Search code examples
sqlhivehiveql

How to perform aggregation(sum) group by month field using HiveQL?


Below is my data where am looking to generate sum of revenues per month basis using columns event_time and price.

+--------------------------+----------------------+----------------------+-----------------------+-------------------------+-----------------+-----------------+-------------------+---------------------------------------+
|   oct_data.event_time    | oct_data.event_type  | oct_data.product_id  | oct_data.category_id  | oct_data.category_code  | oct_data.brand  | oct_data.price  | oct_data.user_id  |         oct_data.user_session         |
+--------------------------+----------------------+----------------------+-----------------------+-------------------------+-----------------+-----------------+-------------------+---------------------------------------+
| 2019-10-01 00:00:00 UTC  | cart                 | 5773203              | 1487580005134238553   |                         | runail          | 2.62            | 463240011         | 26dd6e6e-4dac-4778-8d2c-92e149dab885  |
| 2019-10-01 00:00:03 UTC  | cart                 | 5773353              | 1487580005134238553   |                         | runail          | 2.62            | 463240011         | 26dd6e6e-4dac-4778-8d2c-92e149dab885  |
| 2019-10-01 00:00:07 UTC  | cart                 | 5881589              | 2151191071051219817   |                         | lovely          | 13.48           | 429681830         | 49e8d843-adf3-428b-a2c3-fe8bc6a307c9  |
| 2019-10-01 00:00:07 UTC  | cart                 | 5723490              | 1487580005134238553   |                         | runail          | 2.62            | 463240011         | 26dd6e6e-4dac-4778-8d2c-92e149dab885  |
| 2019-10-01 00:00:15 UTC  | cart                 | 5881449              | 1487580013522845895   |                         | lovely          | 0.56            | 429681830         | 49e8d843-adf3-428b-a2c3-fe8bc6a307c9  |
| 2019-10-01 00:00:16 UTC  | cart                 | 5857269              | 1487580005134238553   |                         | runail          | 2.62            | 430174032         | 73dea1e7-664e-43f4-8b30-d32b9d5af04f  |
| 2019-10-01 00:00:19 UTC  | cart                 | 5739055              | 1487580008246412266   |                         | kapous          | 4.75            | 377667011         | 81326ac6-daa4-4f0a-b488-fd0956a78733  |
| 2019-10-01 00:00:24 UTC  | cart                 | 5825598              | 1487580009445982239   |                         |                 | 0.56            | 467916806         | 2f5b5546-b8cb-9ee7-7ecd-84276f8ef486  |
| 2019-10-01 00:00:25 UTC  | cart                 | 5698989              | 1487580006317032337   |                         |                 | 1.27            | 385985999         | d30965e8-1101-44ab-b45d-cc1bb9fae694  |
| 2019-10-01 00:00:26 UTC  | view                 | 5875317              | 2029082628195353599   |                         |                 | 1.59            | 474232307         | 445f2b74-5e4c-427e-b7fa-6e0a28b156fe  |
+--------------------------+----------------------+----------------------+-----------------------+-------------------------+-----------------+-----------------+-------------------+---------------------------------------+

I have used the below query but the sum does not seem to occur. Please suggest best approaches to generate the desired output.

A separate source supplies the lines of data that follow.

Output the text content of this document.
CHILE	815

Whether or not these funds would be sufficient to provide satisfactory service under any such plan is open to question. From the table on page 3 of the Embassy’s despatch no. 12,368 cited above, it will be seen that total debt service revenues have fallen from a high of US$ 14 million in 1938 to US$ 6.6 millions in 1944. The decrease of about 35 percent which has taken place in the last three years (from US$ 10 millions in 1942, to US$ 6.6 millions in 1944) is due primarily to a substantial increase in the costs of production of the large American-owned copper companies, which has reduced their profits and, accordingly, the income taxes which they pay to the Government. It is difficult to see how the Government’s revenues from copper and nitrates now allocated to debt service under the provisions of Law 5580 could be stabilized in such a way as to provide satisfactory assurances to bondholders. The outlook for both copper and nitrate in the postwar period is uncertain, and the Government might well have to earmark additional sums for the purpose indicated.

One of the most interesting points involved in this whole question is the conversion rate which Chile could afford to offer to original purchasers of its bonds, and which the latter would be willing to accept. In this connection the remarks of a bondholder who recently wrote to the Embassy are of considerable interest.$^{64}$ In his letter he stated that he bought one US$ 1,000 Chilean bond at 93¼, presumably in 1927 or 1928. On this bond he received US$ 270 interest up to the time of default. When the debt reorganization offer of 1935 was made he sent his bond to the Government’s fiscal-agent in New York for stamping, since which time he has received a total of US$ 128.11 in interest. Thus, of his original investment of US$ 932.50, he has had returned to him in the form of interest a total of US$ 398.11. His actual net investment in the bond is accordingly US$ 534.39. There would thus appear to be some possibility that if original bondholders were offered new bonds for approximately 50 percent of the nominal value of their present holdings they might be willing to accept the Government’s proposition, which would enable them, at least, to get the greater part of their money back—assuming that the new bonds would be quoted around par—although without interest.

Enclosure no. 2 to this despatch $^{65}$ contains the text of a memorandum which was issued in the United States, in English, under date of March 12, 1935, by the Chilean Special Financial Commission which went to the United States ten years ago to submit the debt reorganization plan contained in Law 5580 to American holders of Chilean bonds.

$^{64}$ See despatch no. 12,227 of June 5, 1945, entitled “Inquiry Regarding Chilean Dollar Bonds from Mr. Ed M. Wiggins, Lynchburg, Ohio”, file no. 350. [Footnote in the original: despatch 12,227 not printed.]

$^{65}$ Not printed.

select date_format(event_time,'MM') as Month, 
       sum(price) as Monthly_Revenue 
from oct_data_new 
group by date_format(event_time,'MM') 
order by Month;

Note: event_time field is in TIMESTAMP format.


Solution

  • First convert the timestamp to date and then apply date_format():

    select date_format(cast(event_time as date),'MM') as Month, 
           sum(price) as Monthly_Revenue 
    from oct_data_new 
    group by date_format(cast(event_time as date),'MM') 
    order by Month;
    

    This will work if all the dates are of the same year.
    If not then you should also group by year.